My life in Boston is small. My circle here is like a warm safety blanket that never wants to let me go. I'm really scared about going back to Philly. I tell myself that I'm ready for the stresses of life again, to love and to grow and whatnot, but I feel like a babe in the woods when I'm there, so easily pushed to a place of loneliness and agoraphobia. I think this road trip was a way for me to dip my toe back into the mindset that being in Philly ushers in, one of ambiguity and thoughts. There is an allure to the conditional love I feel in Philly though; the satisfaction I feel when I feel as though I have it is addicting. I feel like I've earned something, that there is something special about me that enriches these people's lives. Were not all just "there". I felt uncomfortable and out of my element on this road trip which was scary but I felt excited by the feeling of experiencing.

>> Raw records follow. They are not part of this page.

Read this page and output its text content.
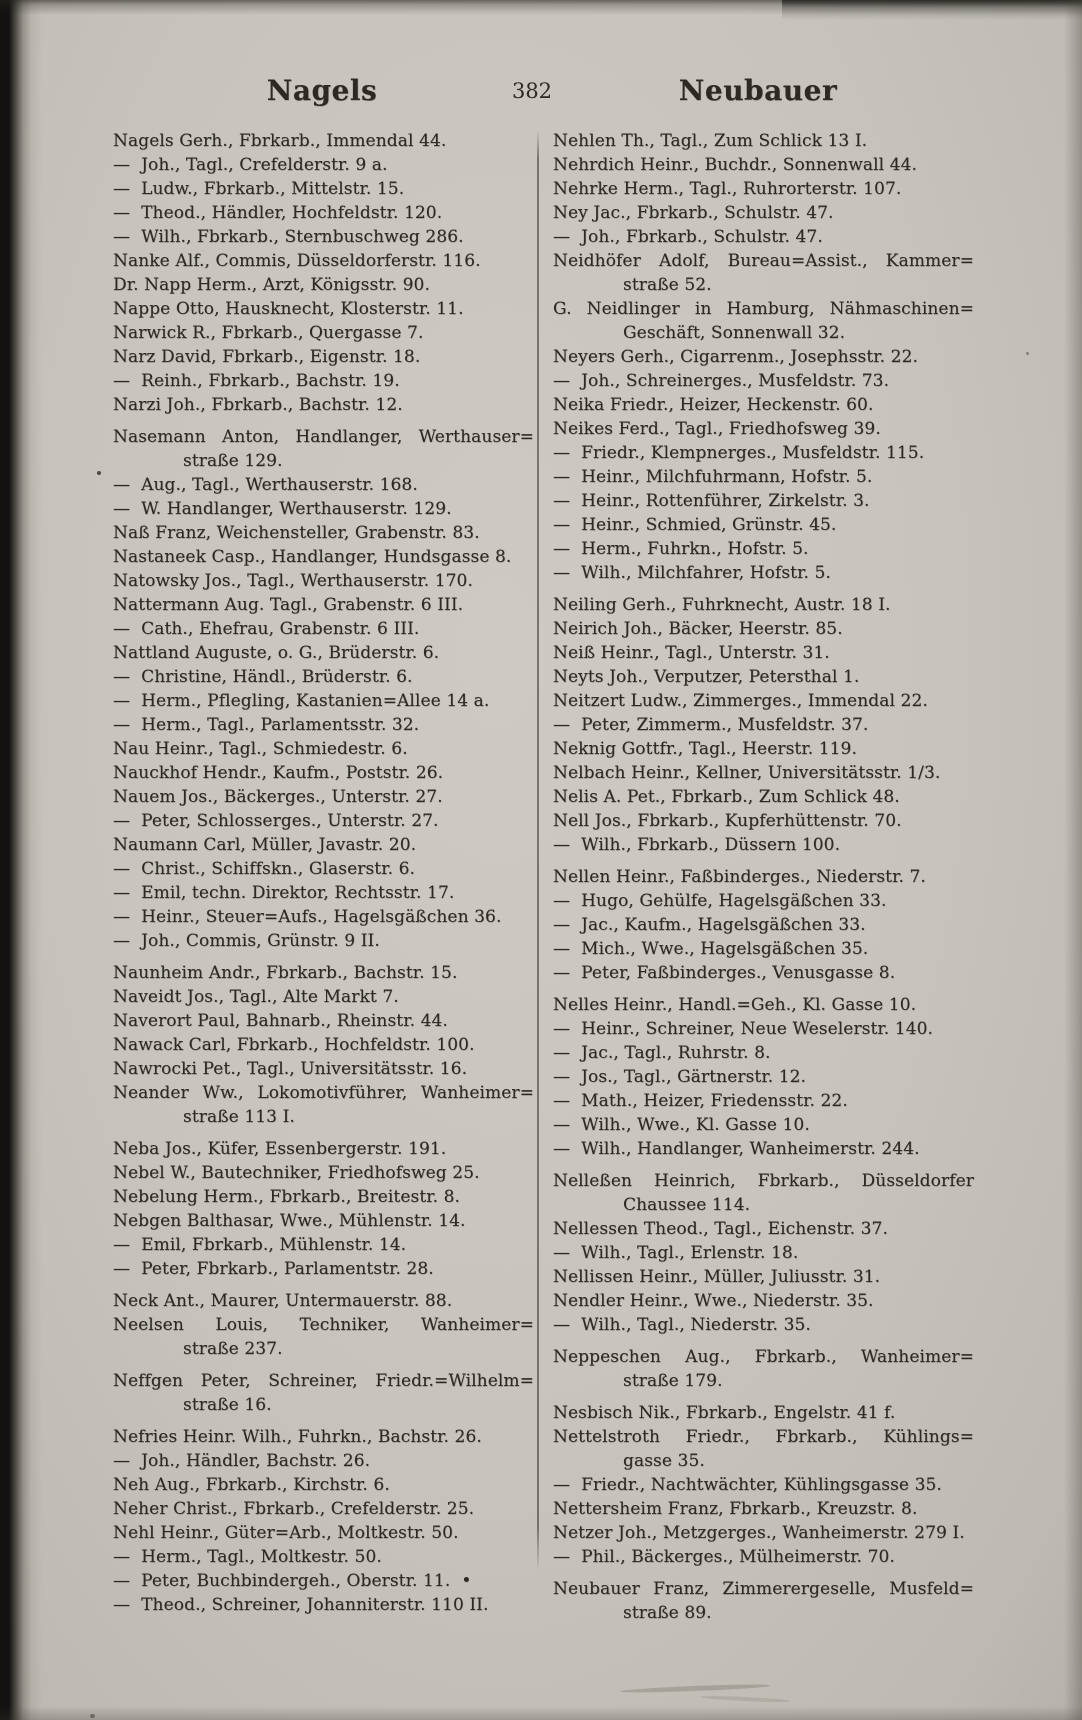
Nagels	382	Neubauer
Nagels Gerh., Fbrkarb., Immendal 44.
—  Joh., Tagl., Crefelderstr. 9 a.
—  Ludw., Fbrkarb., Mittelstr. 15.
—  Theod., Händler, Hochfeldstr. 120.
—  Wilh., Fbrkarb., Sternbuschweg 286.
Nanke Alf., Commis, Düsseldorferstr. 116.
Dr. Napp Herm., Arzt, Königsstr. 90.
Nappe Otto, Hausknecht, Klosterstr. 11.
Narwick R., Fbrkarb., Quergasse 7.
Narz David, Fbrkarb., Eigenstr. 18.
—  Reinh., Fbrkarb., Bachstr. 19.
Narzi Joh., Fbrkarb., Bachstr. 12.
Nasemann Anton, Handlanger, Werthauser=
straße 129.
—  Aug., Tagl., Werthauserstr. 168.
—  W. Handlanger, Werthauserstr. 129.
Naß Franz, Weichensteller, Grabenstr. 83.
Nastaneek Casp., Handlanger, Hundsgasse 8.
Natowsky Jos., Tagl., Werthauserstr. 170.
Nattermann Aug. Tagl., Grabenstr. 6 III.
—  Cath., Ehefrau, Grabenstr. 6 III.
Nattland Auguste, o. G., Brüderstr. 6.
—  Christine, Händl., Brüderstr. 6.
—  Herm., Pflegling, Kastanien=Allee 14 a.
—  Herm., Tagl., Parlamentsstr. 32.
Nau Heinr., Tagl., Schmiedestr. 6.
Nauckhof Hendr., Kaufm., Poststr. 26.
Nauem Jos., Bäckerges., Unterstr. 27.
—  Peter, Schlosserges., Unterstr. 27.
Naumann Carl, Müller, Javastr. 20.
—  Christ., Schiffskn., Glaserstr. 6.
—  Emil, techn. Direktor, Rechtsstr. 17.
—  Heinr., Steuer=Aufs., Hagelsgäßchen 36.
—  Joh., Commis, Grünstr. 9 II.
Naunheim Andr., Fbrkarb., Bachstr. 15.
Naveidt Jos., Tagl., Alte Markt 7.
Naverort Paul, Bahnarb., Rheinstr. 44.
Nawack Carl, Fbrkarb., Hochfeldstr. 100.
Nawrocki Pet., Tagl., Universitätsstr. 16.
Neander Ww., Lokomotivführer, Wanheimer=
straße 113 I.
Neba Jos., Küfer, Essenbergerstr. 191.
Nebel W., Bautechniker, Friedhofsweg 25.
Nebelung Herm., Fbrkarb., Breitestr. 8.
Nebgen Balthasar, Wwe., Mühlenstr. 14.
—  Emil, Fbrkarb., Mühlenstr. 14.
—  Peter, Fbrkarb., Parlamentstr. 28.
Neck Ant., Maurer, Untermauerstr. 88.
Neelsen Louis, Techniker, Wanheimer=
straße 237.
Neffgen Peter, Schreiner, Friedr.=Wilhelm=
straße 16.
Nefries Heinr. Wilh., Fuhrkn., Bachstr. 26.
—  Joh., Händler, Bachstr. 26.
Neh Aug., Fbrkarb., Kirchstr. 6.
Neher Christ., Fbrkarb., Crefelderstr. 25.
Nehl Heinr., Güter=Arb., Moltkestr. 50.
—  Herm., Tagl., Moltkestr. 50.
—  Peter, Buchbindergeh., Oberstr. 11.  •
—  Theod., Schreiner, Johanniterstr. 110 II.
Nehlen Th., Tagl., Zum Schlick 13 I.
Nehrdich Heinr., Buchdr., Sonnenwall 44.
Nehrke Herm., Tagl., Ruhrorterstr. 107.
Ney Jac., Fbrkarb., Schulstr. 47.
—  Joh., Fbrkarb., Schulstr. 47.
Neidhöfer Adolf, Bureau=Assist., Kammer=
straße 52.
G. Neidlinger in Hamburg, Nähmaschinen=
Geschäft, Sonnenwall 32.
Neyers Gerh., Cigarrenm., Josephsstr. 22.
—  Joh., Schreinerges., Musfeldstr. 73.
Neika Friedr., Heizer, Heckenstr. 60.
Neikes Ferd., Tagl., Friedhofsweg 39.
—  Friedr., Klempnerges., Musfeldstr. 115.
—  Heinr., Milchfuhrmann, Hofstr. 5.
—  Heinr., Rottenführer, Zirkelstr. 3.
—  Heinr., Schmied, Grünstr. 45.
—  Herm., Fuhrkn., Hofstr. 5.
—  Wilh., Milchfahrer, Hofstr. 5.
Neiling Gerh., Fuhrknecht, Austr. 18 I.
Neirich Joh., Bäcker, Heerstr. 85.
Neiß Heinr., Tagl., Unterstr. 31.
Neyts Joh., Verputzer, Petersthal 1.
Neitzert Ludw., Zimmerges., Immendal 22.
—  Peter, Zimmerm., Musfeldstr. 37.
Neknig Gottfr., Tagl., Heerstr. 119.
Nelbach Heinr., Kellner, Universitätsstr. 1/3.
Nelis A. Pet., Fbrkarb., Zum Schlick 48.
Nell Jos., Fbrkarb., Kupferhüttenstr. 70.
—  Wilh., Fbrkarb., Düssern 100.
Nellen Heinr., Faßbinderges., Niederstr. 7.
—  Hugo, Gehülfe, Hagelsgäßchen 33.
—  Jac., Kaufm., Hagelsgäßchen 33.
—  Mich., Wwe., Hagelsgäßchen 35.
—  Peter, Faßbinderges., Venusgasse 8.
Nelles Heinr., Handl.=Geh., Kl. Gasse 10.
—  Heinr., Schreiner, Neue Weselerstr. 140.
—  Jac., Tagl., Ruhrstr. 8.
—  Jos., Tagl., Gärtnerstr. 12.
—  Math., Heizer, Friedensstr. 22.
—  Wilh., Wwe., Kl. Gasse 10.
—  Wilh., Handlanger, Wanheimerstr. 244.
Nelleßen Heinrich, Fbrkarb., Düsseldorfer
Chaussee 114.
Nellessen Theod., Tagl., Eichenstr. 37.
—  Wilh., Tagl., Erlenstr. 18.
Nellissen Heinr., Müller, Juliusstr. 31.
Nendler Heinr., Wwe., Niederstr. 35.
—  Wilh., Tagl., Niederstr. 35.
Neppeschen Aug., Fbrkarb., Wanheimer=
straße 179.
Nesbisch Nik., Fbrkarb., Engelstr. 41 f.
Nettelstroth Friedr., Fbrkarb., Kühlings=
gasse 35.
—  Friedr., Nachtwächter, Kühlingsgasse 35.
Nettersheim Franz, Fbrkarb., Kreuzstr. 8.
Netzer Joh., Metzgerges., Wanheimerstr. 279 I.
—  Phil., Bäckerges., Mülheimerstr. 70.
Neubauer Franz, Zimmerergeselle, Musfeld=
straße 89.
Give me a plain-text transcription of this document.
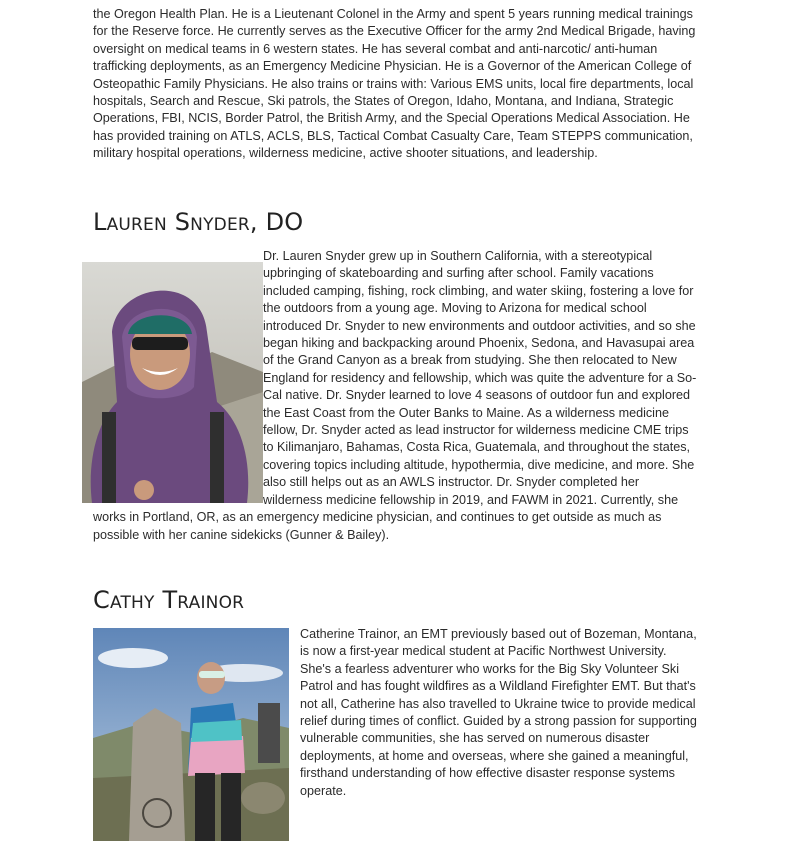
the Oregon Health Plan. He is a Lieutenant Colonel in the Army and spent 5 years running medical trainings for the Reserve force. He currently serves as the Executive Officer for the army 2nd Medical Brigade, having oversight on medical teams in 6 western states. He has several combat and anti-narcotic/ anti-human trafficking deployments, as an Emergency Medicine Physician. He is a Governor of the American College of Osteopathic Family Physicians. He also trains or trains with: Various EMS units, local fire departments, local hospitals, Search and Rescue, Ski patrols, the States of Oregon, Idaho, Montana, and Indiana, Strategic Operations, FBI, NCIS, Border Patrol, the British Army, and the Special Operations Medical Association. He has provided training on ATLS, ACLS, BLS, Tactical Combat Casualty Care, Team STEPPS communication, military hospital operations, wilderness medicine, active shooter situations, and leadership.

Lauren Snyder, DO

Dr. Lauren Snyder grew up in Southern California, with a stereotypical upbringing of skateboarding and surfing after school. Family vacations included camping, fishing, rock climbing, and water skiing, fostering a love for the outdoors from a young age. Moving to Arizona for medical school introduced Dr. Snyder to new environments and outdoor activities, and so she began hiking and backpacking around Phoenix, Sedona, and Havasupai area of the Grand Canyon as a break from studying. She then relocated to New England for residency and fellowship, which was quite the adventure for a So-Cal native. Dr. Snyder learned to love 4 seasons of outdoor fun and explored the East Coast from the Outer Banks to Maine. As a wilderness medicine fellow, Dr. Snyder acted as lead instructor for wilderness medicine CME trips to Kilimanjaro, Bahamas, Costa Rica, Guatemala, and throughout the states, covering topics including altitude, hypothermia, dive medicine, and more. She also still helps out as an AWLS instructor. Dr. Snyder completed her wilderness medicine fellowship in 2019, and FAWM in 2021. Currently, she works in Portland, OR, as an emergency medicine physician, and continues to get outside as much as possible with her canine sidekicks (Gunner & Bailey).

Cathy Trainor

Catherine Trainor, an EMT previously based out of Bozeman, Montana, is now a first-year medical student at Pacific Northwest University. She's a fearless adventurer who works for the Big Sky Volunteer Ski Patrol and has fought wildfires as a Wildland Firefighter EMT. But that's not all, Catherine has also travelled to Ukraine twice to provide medical relief during times of conflict. Guided by a strong passion for supporting vulnerable communities, she has served on numerous disaster deployments, at home and overseas, where she gained a meaningful, firsthand understanding of how effective disaster response systems operate.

I was worried about being alone with my thoughts for that long on the road trip, I was worried about the places I hadn't seen being on fire. I was resistant to driving through Indiana and Ohio because I wanted to live in my ignorant state of being where I had this distant, removed perception of these places. I felt like I couldn't handle seeing them for what they are. They were beautiful. I was driving east on I-90 during golden hour, the sun behind me, passing through soft green grasslands along Lake Erie. They weren't some post-industrial wastelands like I had imagined in my head.